Quando ele diz que Milton é mais recompensador e sugestivo que Blackmore, Frye não está fazendo um contributo à história do gosto. O exemplo dos cem livros que alguém levaria a uma ilha deserta é o perfeito do desserviço à visão conglobante de literatura que a história do gosto oferece: presumir que a evolução literária possa ser resumida a cem livros é um absurdo.

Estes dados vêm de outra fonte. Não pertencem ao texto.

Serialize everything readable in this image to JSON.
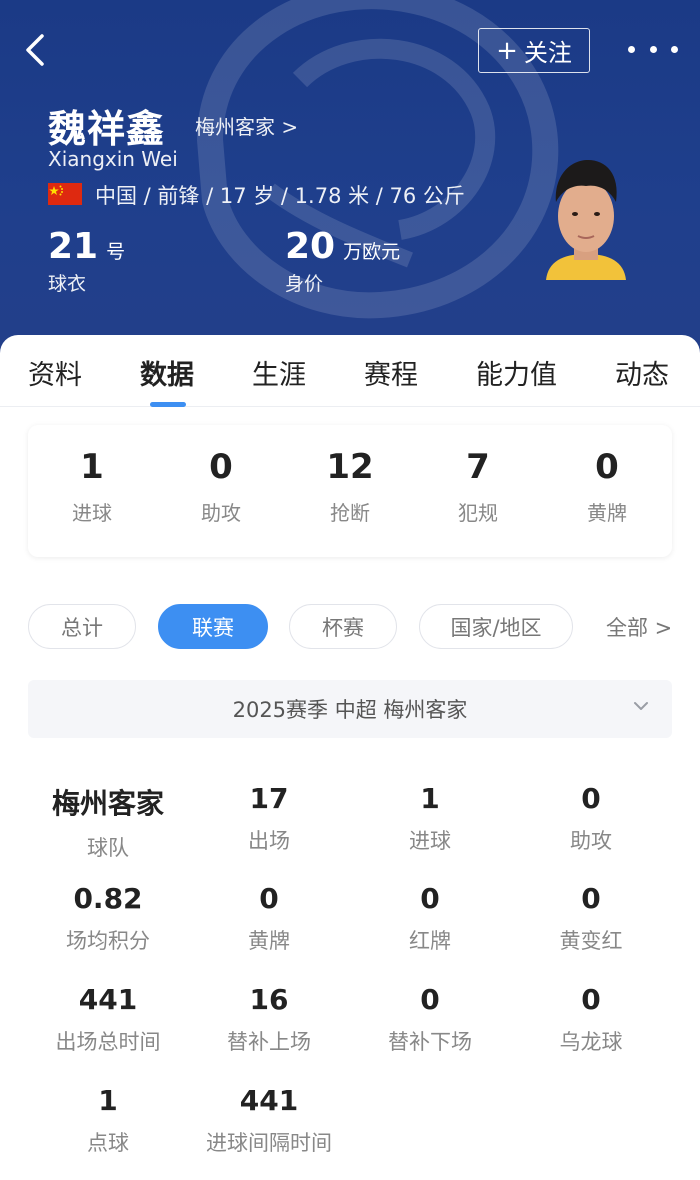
{
  "header": {
    "follow_label": "关注",
    "name_cn": "魏祥鑫",
    "club_link": "梅州客家 >",
    "name_en": "Xiangxin Wei",
    "info": "中国 / 前锋 / 17 岁 / 1.78 米 / 76 公斤",
    "shirt_number": "21",
    "shirt_unit": "号",
    "shirt_label": "球衣",
    "value": "20",
    "value_unit": "万欧元",
    "value_label": "身价",
    "flag_colors": {
      "red": "#de2910",
      "star": "#ffde00"
    }
  },
  "tabs": [
    "资料",
    "数据",
    "生涯",
    "赛程",
    "能力值",
    "动态"
  ],
  "active_tab": "数据",
  "summary": [
    {
      "value": "1",
      "label": "进球"
    },
    {
      "value": "0",
      "label": "助攻"
    },
    {
      "value": "12",
      "label": "抢断"
    },
    {
      "value": "7",
      "label": "犯规"
    },
    {
      "value": "0",
      "label": "黄牌"
    }
  ],
  "filters": [
    "总计",
    "联赛",
    "杯赛",
    "国家/地区"
  ],
  "active_filter": "联赛",
  "filter_all": "全部 >",
  "season": "2025赛季 中超 梅州客家",
  "stats": [
    {
      "value": "梅州客家",
      "label": "球队"
    },
    {
      "value": "17",
      "label": "出场"
    },
    {
      "value": "1",
      "label": "进球"
    },
    {
      "value": "0",
      "label": "助攻"
    },
    {
      "value": "0.82",
      "label": "场均积分"
    },
    {
      "value": "0",
      "label": "黄牌"
    },
    {
      "value": "0",
      "label": "红牌"
    },
    {
      "value": "0",
      "label": "黄变红"
    },
    {
      "value": "441",
      "label": "出场总时间"
    },
    {
      "value": "16",
      "label": "替补上场"
    },
    {
      "value": "0",
      "label": "替补下场"
    },
    {
      "value": "0",
      "label": "乌龙球"
    },
    {
      "value": "1",
      "label": "点球"
    },
    {
      "value": "441",
      "label": "进球间隔时间"
    }
  ],
  "colors": {
    "header_bg": "#1f3f8c",
    "accent": "#3d8ff2"
  }
}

Mas isso não exclui o processo avaliativo. Também creio que Frye não foi muito cuidadoso nesse ponto, pois, pelo menos de minha parte, as reiteradas leituras que fiz de sua Introdução me deram tal sensação. Existe sempre um liame prático de que o crítico não poderá avaliar o corpus poético como um todo. A ideia do paideuma de Pound é sempre um avanço, com todos os perigos evidentes que ela possui em seu bojo e que recairiam na gangorra literária (a história do gosto, prejudicial a uma visão integral da literatura, pois "It includes all casual, sentimental, and prejudiced value judgments, and all the literary chit-chat which makes the reputations of poets boom and crash in an imaginary stock exchange."). Dizer que Milton é mais recompensador e sugestivo que Blackmore é dizer que, com Milton, nós somos capazes de vislumbrar o fenômeno literário de maneira mais ampla, somos capazes de chegar a conclusões, em todos os sentidos, melhores. Para Frye, não temos é que prová-lo:

But the more obvious this becomes, the less time he will want to waste in belaboring the point. For belaboring the point is all he can do: any criticism motivated by a desire to establish or prove it will be merely one more document in the history of taste. But the difference between redeemable and irredeemable art, being based on the total experience of criticism, can never be theoretically formulated. There are too may Cinderellas among the poets, too many stones rejected from one fashionable building that have become heads of the next corner.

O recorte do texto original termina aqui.